Conoil Nigeria Plc, a major player in the downstream oil and gas industry, has turned the corner as it returned to the path of profitability in the first quarter of 20.

For the first three months through March 2017, the company posted a profit after tax of N173.45 million from a loss position of N943.76 billion it recorded in the corresponding period of last year.

Sales increased by 29 per cent to N24.47 billion within the period, from N19.04 billion the previous year.

Experts say the decision of the Nigerian government to deregulate the downstream sector of the oil industry, which saw pump price of petrol move to N145, has bolstered the revenue of firms operating in the sector and paved the way for investment opportunities.

“The industry dynamics are changing and investors consider a liberated and deregulated downstream sector to be an attractive investment opportunity,” said Dolapo Oni, head of Energy research at Ecobank.

For the first three months through March 2017, the cumulative sales of four downstream oil firms including Total, Mobil, Forte Oil and Eterna Oil increased by 32.57 per cent to N228.17 billion from N172.11 billion the previous year.

Conoil operates in a tough and unpredictable environment as devaluation of the currency and delay in subsidy money continues to undermine growth.

The refusal of the Central Bank of Nigeria (CBN) to pay subsidy arrears and foreign exchange differential of $1.2 billion has hindered the firms from honouring obligations to banks.

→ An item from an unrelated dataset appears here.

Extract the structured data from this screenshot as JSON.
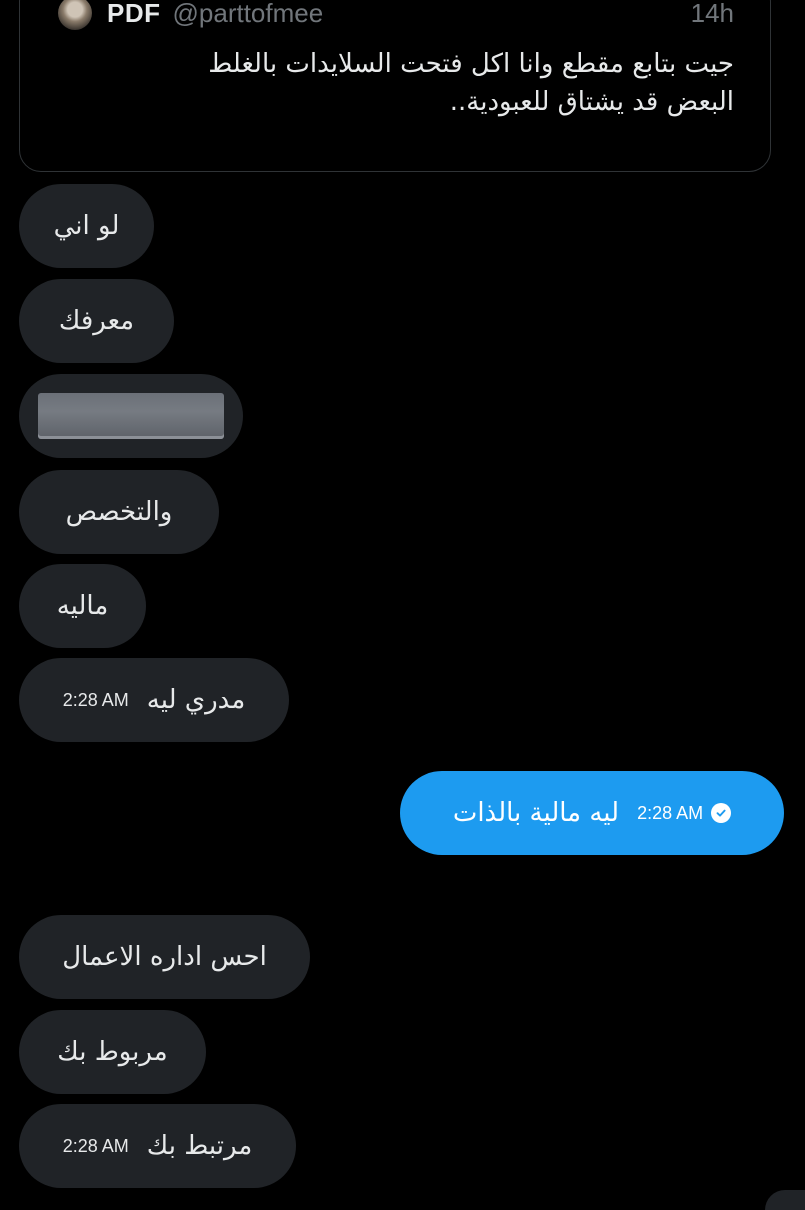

In spite of the huge debt bevelling the operators in the sector, Conoil’s earnings can cover interest payment with coverage ratio of 1.50 times at par with global average.

Conoil’s finance costs fell by 10.54 per cent to N445 million while the proportion of debt in the capital structure of the company has increased to 60.54 per cent in March 2017 from 48.70 per cent the previous year.

Analysts are of the view that downstream oil and gas performance will be weak in 2017 as a combination of a weak naira and a possible rise in the price of oil will hurt sales.

“Downstream performances in 2017 will be weaker than last year. In 2016, some downstream companies reported record profits due to the liberalization of the PMS pricing which allowed them to increase margins,” said Pabina Yinkere, head of research at Vetiva Capital Limited in a mailed response to questions.

“However, since the liberalization in May, oil prices have risen whilst the naira has depreciated – the combination of these gives higher landing cost and since prices have remained fixed, margins have shrunk. Plus, many companies stopped importing from Q4’16 as these developments happened and now only source products from the NNPC. It is unlikely they will report near the profit levels seen last year,” Yinkere said.

Further analysis of the financial statement of Conoil shows earnings before interest (EBIT) increased by 61.83 per cent to N670 million in March 2017 from N414 million in March 2016.

The Nigerian oil company is efficient as EBIT margin increased to 4.62 per cent in the period under review as against 2.17 per cent the previous year. Gross profit margins moved to 13.52 per cent in March 2017 from 10.34 per cent the previous year.

Conoil’s share price closed at N46.78 at the NSE on Friday, taking market capitalization to N30.92 billion.